Police arrested 20 members of a village council for instructing a man to rape a 17-year-old girl to avenge the rape of his sister.
Twenty members of a Pakistani village council have been arrested for ordering the rape of a teenage girl as punishment for a rape committed by her brother, police said Wednesday.
The incident occurred earlier this month in the neighbourhood of Raja Ram in Muzaffarabad, a suburb of the central city of Multan, investigators said.
TRT World spoke with Kamran Yousaf who has more on the story from Islamabad.
"A jirga (village council) had ordered the rape of a 17-year-old girl as punishment, as her brother had raped a 12-year-old," said Allah Baksh, a local police official.
He said the village council was approached by a man who complained that his 12-year-old sister had been raped by their cousin.
The council then ordered the complainant to rape the sister of the accused in return, Baksh said – an order which was duly carried out.
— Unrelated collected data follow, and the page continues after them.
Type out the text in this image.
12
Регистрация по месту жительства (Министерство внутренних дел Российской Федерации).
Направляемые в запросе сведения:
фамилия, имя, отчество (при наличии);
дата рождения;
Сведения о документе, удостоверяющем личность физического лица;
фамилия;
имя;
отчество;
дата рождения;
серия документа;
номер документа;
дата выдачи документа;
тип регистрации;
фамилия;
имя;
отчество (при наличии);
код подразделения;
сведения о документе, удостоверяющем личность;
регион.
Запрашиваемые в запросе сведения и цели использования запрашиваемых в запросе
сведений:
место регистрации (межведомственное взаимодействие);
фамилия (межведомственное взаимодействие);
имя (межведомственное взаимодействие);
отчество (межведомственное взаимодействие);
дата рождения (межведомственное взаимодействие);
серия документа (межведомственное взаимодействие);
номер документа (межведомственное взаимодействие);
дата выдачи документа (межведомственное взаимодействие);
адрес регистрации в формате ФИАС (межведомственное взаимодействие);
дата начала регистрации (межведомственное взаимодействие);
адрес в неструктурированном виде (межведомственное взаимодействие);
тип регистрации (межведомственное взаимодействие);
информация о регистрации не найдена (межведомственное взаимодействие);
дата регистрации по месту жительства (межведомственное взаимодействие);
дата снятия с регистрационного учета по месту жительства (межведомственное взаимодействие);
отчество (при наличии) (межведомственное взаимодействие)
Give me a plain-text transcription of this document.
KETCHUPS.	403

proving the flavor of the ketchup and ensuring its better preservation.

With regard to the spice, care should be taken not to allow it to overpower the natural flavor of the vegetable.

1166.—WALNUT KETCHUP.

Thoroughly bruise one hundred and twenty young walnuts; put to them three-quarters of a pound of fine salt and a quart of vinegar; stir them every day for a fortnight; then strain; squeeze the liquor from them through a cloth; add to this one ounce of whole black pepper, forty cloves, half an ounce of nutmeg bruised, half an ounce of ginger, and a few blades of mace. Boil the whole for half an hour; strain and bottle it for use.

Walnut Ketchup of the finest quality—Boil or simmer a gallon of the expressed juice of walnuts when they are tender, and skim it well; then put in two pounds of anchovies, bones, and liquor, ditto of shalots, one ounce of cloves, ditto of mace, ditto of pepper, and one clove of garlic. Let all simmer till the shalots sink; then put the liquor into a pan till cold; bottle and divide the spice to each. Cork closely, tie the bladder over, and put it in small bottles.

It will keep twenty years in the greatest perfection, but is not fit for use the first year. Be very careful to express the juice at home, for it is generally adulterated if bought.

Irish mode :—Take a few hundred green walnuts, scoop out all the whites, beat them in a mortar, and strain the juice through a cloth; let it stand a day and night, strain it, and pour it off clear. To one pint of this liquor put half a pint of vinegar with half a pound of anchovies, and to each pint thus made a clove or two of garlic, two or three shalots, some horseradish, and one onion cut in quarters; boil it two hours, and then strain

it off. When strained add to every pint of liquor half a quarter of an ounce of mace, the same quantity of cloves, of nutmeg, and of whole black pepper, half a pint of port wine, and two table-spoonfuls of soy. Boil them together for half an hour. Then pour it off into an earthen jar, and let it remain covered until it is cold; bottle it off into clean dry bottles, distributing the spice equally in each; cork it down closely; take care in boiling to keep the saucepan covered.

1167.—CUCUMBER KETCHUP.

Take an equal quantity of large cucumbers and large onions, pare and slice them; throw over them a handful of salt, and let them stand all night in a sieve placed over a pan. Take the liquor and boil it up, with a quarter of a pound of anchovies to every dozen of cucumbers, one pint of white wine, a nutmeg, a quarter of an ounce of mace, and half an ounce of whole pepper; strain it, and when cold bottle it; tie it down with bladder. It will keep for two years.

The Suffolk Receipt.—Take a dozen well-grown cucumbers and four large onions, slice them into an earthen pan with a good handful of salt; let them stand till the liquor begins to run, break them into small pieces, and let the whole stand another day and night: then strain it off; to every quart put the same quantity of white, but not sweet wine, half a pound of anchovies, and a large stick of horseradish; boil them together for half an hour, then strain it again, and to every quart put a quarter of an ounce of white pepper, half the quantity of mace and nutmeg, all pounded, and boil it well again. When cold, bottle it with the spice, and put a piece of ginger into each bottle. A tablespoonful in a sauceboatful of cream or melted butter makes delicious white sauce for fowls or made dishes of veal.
The allegations were confirmed by Rashid Taheem, the police officer heading the investigation.
"Both the parties had filed cases of rape against each other at the local police station after the incident that happened last week," he said.
Police chief Ahsan Younus said on Wednesday a search for both men, suspected of raping each other's sisters, is underway.
Councils have a history of mistreating women
Village councils formed of local elders, are a traditional means of settling disputes in Pakistan's rural areas, where courts and lawyers are not always accessible or trusted.
But such councils are illegal and have been under fire for their controversial decisions, especially regarding women.
A jirga was involved in one of South Asia's most infamous cases of sexual violence against women when, in 2002, it ordered the gang rape of a woman called Mukhtar Mai after her brother was falsely accused of rape.
Mai made the unusual decision to defy her rapists and take them to court. Her attackers walked free but she went on to become a high-profile women's rights activist.
Her story inspired an opera, Thumbprint, which opened in New York in 2014 and premiered in Los Angeles last month.